Published 06/05/2024
The Rotari Audience Award for best mountaineering film goes to Luca Cococcetta’s “Monte Corno – Pareva che io fussi in aria”. Leandro Picarella’s “Segnali di vita” has instead been assigned the DAO Audience Award for best full-length film.
In addition to the official prizes awarded by the international jury and the fifteen special awards, each year Trento Film Festival also assigns two audience awards. The Festival public has had the chance to vote at the MyTFF area on the website, allocating a number of gentians corresponding with a score going from 1 to 5. The total score has determined the two winners of the 2024 edition.

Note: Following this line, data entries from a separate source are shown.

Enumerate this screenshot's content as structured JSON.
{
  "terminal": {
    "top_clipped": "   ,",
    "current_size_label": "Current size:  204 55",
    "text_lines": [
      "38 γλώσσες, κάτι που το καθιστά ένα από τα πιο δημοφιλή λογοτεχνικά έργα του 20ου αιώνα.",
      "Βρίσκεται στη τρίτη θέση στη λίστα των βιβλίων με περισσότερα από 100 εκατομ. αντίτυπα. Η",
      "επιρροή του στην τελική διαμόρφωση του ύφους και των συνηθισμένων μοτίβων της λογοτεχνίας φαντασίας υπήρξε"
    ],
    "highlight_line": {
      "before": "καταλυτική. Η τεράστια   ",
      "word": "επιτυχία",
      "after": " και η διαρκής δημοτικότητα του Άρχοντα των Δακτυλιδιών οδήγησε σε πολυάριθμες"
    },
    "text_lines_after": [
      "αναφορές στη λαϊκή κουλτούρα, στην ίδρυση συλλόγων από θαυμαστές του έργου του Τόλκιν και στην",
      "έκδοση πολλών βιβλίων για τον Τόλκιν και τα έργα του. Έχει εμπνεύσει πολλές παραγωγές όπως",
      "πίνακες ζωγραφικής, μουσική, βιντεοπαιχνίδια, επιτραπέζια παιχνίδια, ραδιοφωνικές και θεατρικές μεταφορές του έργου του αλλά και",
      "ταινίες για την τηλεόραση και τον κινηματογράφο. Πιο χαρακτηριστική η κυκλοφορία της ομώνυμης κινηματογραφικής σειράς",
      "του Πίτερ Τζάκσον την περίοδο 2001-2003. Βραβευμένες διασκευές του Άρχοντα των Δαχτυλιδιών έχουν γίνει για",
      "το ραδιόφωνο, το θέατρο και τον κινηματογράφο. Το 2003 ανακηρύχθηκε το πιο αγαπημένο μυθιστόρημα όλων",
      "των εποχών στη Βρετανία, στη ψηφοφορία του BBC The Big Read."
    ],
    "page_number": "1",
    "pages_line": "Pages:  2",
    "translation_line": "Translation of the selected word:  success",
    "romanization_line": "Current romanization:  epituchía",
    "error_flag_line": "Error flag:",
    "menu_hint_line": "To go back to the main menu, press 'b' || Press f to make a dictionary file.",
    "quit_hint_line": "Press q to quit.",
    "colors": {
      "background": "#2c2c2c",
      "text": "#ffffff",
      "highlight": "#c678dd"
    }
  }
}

The Rotari Audience Award for best mountaineering film goes to Monte Corno – Pareva che io fussi in aria by Luca Cococcetta (Italy/2024/72′). The film tells the story of Francesco De Marchi, who on 19 August 1573 climbed the demanding rocky peak of the Corno Grande, in the Gran Sasso range, with a small expedition, achieving an epic feat for his time: reaching the top out of curiosity, climbing what he believed was the tallest mountain in Italy. Narrated with the words of Francesco De Marchi himself, the film recounts the ascent with a detailed reconstruction, using spectacular images of the climb over the limestone of the Corno Grande.
Luca Cococcetta was born in 1982 in Aquila, where he also studied. In 2008 he won the selections for a preparatory course in direction at the Centro Sperimentale di Cinematografia in Rome and from 2010 he began producing short films and documentaries with his production house Visioni Future.
The DAO Audience Award for the best full-length film has instead been assigned to Segnali di vita di Leandro Picarella (Italy, Switzerland/2023/106′). In Lignan, a small village in the Saint-Barthelemy valley in Valle D’Aosta, an observatory scrutinises the skies every night. Like a belltower or lighthouse, the great telescope marks the pace of time in the small mountain community. In autumn, the astrophysicist Paolo Calcidese moves into the building as the sole custodian and inhabitant to carry out his scientific research and experiment with new technology. However, as the result of a technical accident, he will be obliged to set aside the stars and his solitude to turn his attention to other forms of life not considered until then: human beings.
Leandro Picarella is a Sicilian director and screenwriter. His first feature film, Triokala (2015), obtained numerous acknowledgements in Italy and abroad. He subsequently wrote and directed Epicentro, premiered at Critics’ Week at the 75th Venice International Film Festival. Segnali di vita is his third feature film.